In 2011, Amazon launched Amazon Lockers, which allows Amazon shoppers to place orders via the web and then very conveniently pick up their purchases at brick-and-mortar retailers. An idea that appeared to seamlessly bridge online and offline commerce hit a snag last week when both Staples and Radio Shack pulled out of the program. It’s not too surprising since Amazon is one of the two retailers’ biggest competitors. But the question remains whether or not Staples and Radio Shack had the right technology to do the most comprehensive testing to procure the insights they needed to make such a big decision? When millions of Amazon’s brown boxes crisscross the nation on a daily basis, wouldn’t this enormous number actually translate into increased foot traffic and perhaps sales?
A Staples spokesperson told Bloomberg that Amazon “didn’t meet the criteria we set up together.” A RadioShack spokesperson said Amazon’s “locker program didn’t fit into RadioShack’s move forward strategy.” Sounds pretty anecdotal. Where’s the data to back up these statements?
As brick-and-mortar retailers add innovative programs such as Amazon Lockers to continue to bridge the online and offline gap, it’s critical to understand their direct impact on sales and the customer experience.

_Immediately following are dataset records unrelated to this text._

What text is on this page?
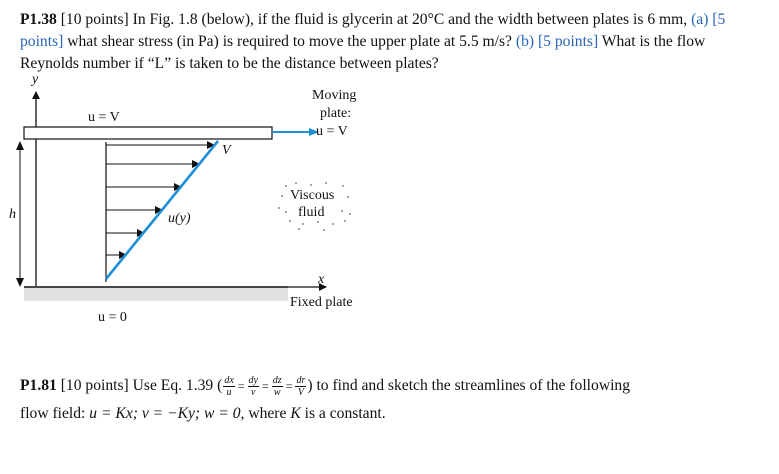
P1.38 [10 points] In Fig. 1.8 (below), if the fluid is glycerin at 20°C and the width between plates is 6 mm, (a) [5 points] what shear stress (in Pa) is required to move the upper plate at 5.5 m/s? (b) [5 points] What is the flow Reynolds number if “L” is taken to be the distance between plates?
y
h
u = V
Moving
plate:
u = V
V
u(y)
Viscous
fluid
x
Fixed plate
u = 0
P1.81 [10 points] Use Eq. 1.39 ( $\frac{dx}{u} = \frac{dy}{v} = \frac{dz}{w} = \frac{dr}{V}$ ) to find and sketch the streamlines of the following
flow field: u = Kx; v = −Ky; w = 0, where K is a constant.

In the past, there were so many operational unknowns, but now it is possible for brick-and-mortar retailers to get detailed, reliable, and easily understood measurement of how shoppers behave in their stores that provide insights that retailers can use to make smart decisions. Retailers should measure and understand the answers to questions like:
- Traffic: How many shoppers came to pick up their Amazon products and then stayed shopping in the store? How do the Lockers impact store traffic and sales?
- Impulse Buys: Do the stores with Amazon Lockers see more impulse purchases or upsell opportunities, and what’s the impact on sales, margin, and profitability?
- Geography: How do the stores with Amazon Lockers perform compared to those without? How do these stores perform in certain regions? (e.g. Do they perform best next to universities?)
- Location: Does the actual location of the Amazon Lockers affect store sales? Does putting them in certain areas of the store impact shopper traffic or purchasing patterns?
- Demographics: Which demographics (gender/age) does your store target and do these demographics match up with those using the Amazon Lockers?
- Staffing: Are employee hours being wasted explaining how to use Amazon Lockers? Or do they present opportunities for more employee/shopper interaction that lead to sales?
Just this week eBay announced its answer to Amazon Lockers: “Click and Collect”. But instead of lockers, eBay purchases will be held at pick-up points within brick-and-mortar retailers. This is yet another great opportunity for savvy retailers to test and measure this important new source of data and strive to understand the effect on their business.